Gary is a truly unlikeable character, which makes the first act painful to sit through; the second act, which adheres most closely to the body snatcher mold, is the most fun, with our heroes continuing towards The World’s End as the world ends. But the last act is worse than the first, lazily scripted, ludicrous, and puzzling in a bad way.
Greetings from Tim Buckley ***1/2 (out of five)
Daniel Algrant’s curio Greetings from Tim Buckley will appeal to fans of Jeff Buckley, fans of Tim Buckley, musicians, admirers of music makers, Brooklynphiles, and the general public in that order. It’s a love letter to two men and their music, honest and passionate in its intentions, if slow and meandering in its execution, but with a powerful emotional resolution.
In 1991, Jeff Buckley (Penn Badgley) travels from his home in California to Brooklyn to perform in a tribute concert to his Dad (whom he only met twice), celebrated musician Tim Buckley, who died at age 28; simultaneously, in 1966, Tim travels from California to Manhattan to play a couple of gigs.
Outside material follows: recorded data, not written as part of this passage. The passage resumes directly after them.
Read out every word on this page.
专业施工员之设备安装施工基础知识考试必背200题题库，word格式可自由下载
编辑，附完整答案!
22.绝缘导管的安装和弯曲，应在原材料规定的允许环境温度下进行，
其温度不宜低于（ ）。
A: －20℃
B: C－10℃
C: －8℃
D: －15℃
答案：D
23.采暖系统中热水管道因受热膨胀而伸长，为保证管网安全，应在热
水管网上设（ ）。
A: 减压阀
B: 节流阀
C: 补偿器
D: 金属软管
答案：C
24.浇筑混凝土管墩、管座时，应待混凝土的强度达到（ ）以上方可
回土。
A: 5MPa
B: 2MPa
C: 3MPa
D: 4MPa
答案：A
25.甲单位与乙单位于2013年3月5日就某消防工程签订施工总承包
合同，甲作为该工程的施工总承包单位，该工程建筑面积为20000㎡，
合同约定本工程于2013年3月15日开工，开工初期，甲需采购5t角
Jeff meets a girl (the amazing Imogen Poots); Tim dodges Jeff’s mother. Music must be the rope of reconciliation.
Almost experimental in its approach (and the most distilled possible version of a “biopic”, examining about four days in its subject’s life), it’s a quiet movie of small rewards, made by a whole lot of talented people taking a risk and pulling it off with humble aplomb.